Yo te he llamado por tu nombre…Tú eres mio. Tú lo mismo.  Sí, las estrellas nos hablan de llamada, de vocación de fidelidad. Cuando pienso en los Reyes de Oriente, en los que adoraron al Niño Dios, me gusta ver la estrella que los guía, y a ellos que obedientemente se dejan guiar.  “Hemos visto una estrella en Oriente y venimos a adorarle. Es nuestra experiencia. También nosotros advertimos que, poco a poco, en el alma se encendía un nuevo resplandor: el deseo de ser plenamente cristianos; si me permitís la expresión, la ansiedad  de tomarnos a Dios en serio. Si cada uno de vosotros se pusiera ahora a contar en voz alta el proceso íntimo de su vocación sobrenatural, los demás juzgaríamos que todo aquello era divino. Agradezcamos a Dios Padre, a Dios Hijo, a Dios Espíritu Santo y a santa María, por la que nos vienen todas las bendiciones del cielo, este don que, junto con el de la fe, es el más grande que el Señor puede conceder a una criatura: el afán bien determinado de llegar a la plenitud de la caridad, con el convencimiento de que también es necesaria –y no sólo posible- la santidad en medio de las tareas profesionales, sociales… Considerad con qué finura nos invita el Señor. Se expresa con palabras humanas, como un enamorado: Yo te he llamado por tu nombre… Tú eres mío… Hace falta una recia vida de fe para no desvirtuar esta maravilla, que la Providencia divina pone en nuestras manos. Fe como la de los Reyes Magos: la convicción de que ni  el desierto, ni las tempestades, ni la tranquilidad de los oasis nos impedirán llegar a la meta del Belén eterno: la vida definitiva con Dios “ (J. Escrivá de Balaguer, Es Cristo que pasa, n. 32).

         He querido traer aquí esta cita larga del Beato Josemaría Escrivá, Fundador del Opus Dei.
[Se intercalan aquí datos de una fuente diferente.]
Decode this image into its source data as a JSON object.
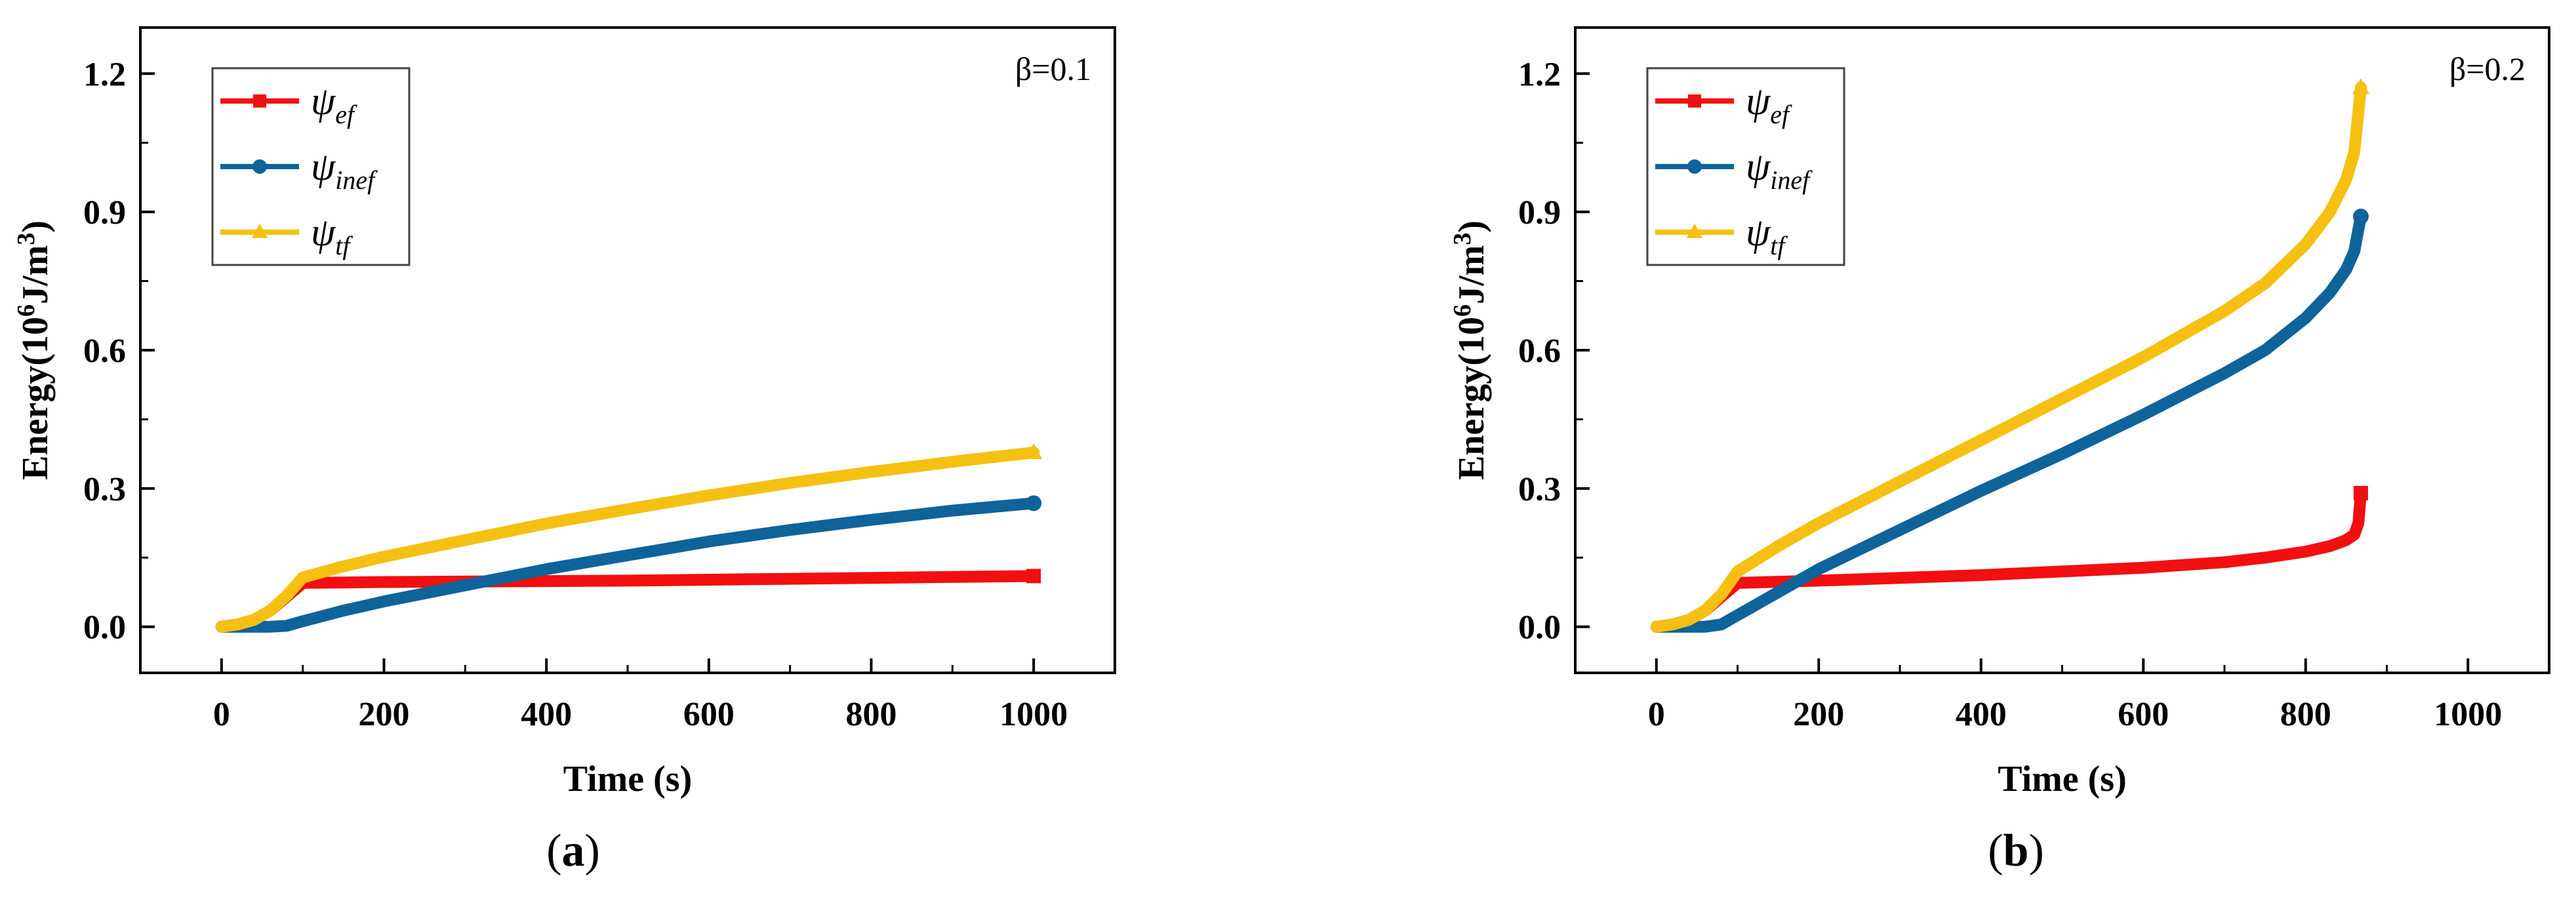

En primer lugar porque me impresionan la fuerza de sus palabras. En segundo lugar por la profunda realidad teológica que encierran. Y en tercer lugar porque el próximo día 9 de enero celebramos los 100 años de su nacimiento en su querido pueblo de Barbastro.  Pronto será canonizado. Los que le conocimos ya sabíamos que era santo. Falta la última palabra de la Iglesia para confirmar este convencimiento, y sentirnos agradecidos por Dios que da al mundo gente así, dispuesta a darlo todo y abrir caminos nuevos por donde todo el mundo pueda ir seguro al encuentro con Dios. El se dejó guiar siempre, como los Magos, por la estrella de su fe, de su vocación, de su carisma particular. Y en esta fiesta de la Epifanía yo quiero contemplar en él a esos nuevos personajes que vienen de cualquier parte del mundo buscando a Dios sinceramente. Hay una estrella para cada uno, pero hay que levantar la cabeza para descubrirla, escuchar su lenguaje, y seguirla hasta el final. Y al final de cada jornada, cuando parece que todo es una ilusión, una utopía, te tropiezas con Dios hecho hombre que te dice: Yo te he llamado por tu nombre…Tú eres mío… Gracias por haber venido.  Que los Reyes Magos, que Dios en definitiva, os regalen lo mejor. Sobre todo que no falte el regalo de la alegría que nace de la fidelidad a tu propia vocación.

         Yo sólo puedo regalarte desde esta página de Internet un buen deseo: que no pierdas nunca el rastro de tu estrella. Mis queridos nomos, que siempre duermen bajo las estrellas, os saludan a todos y os dicen: SED FELICES.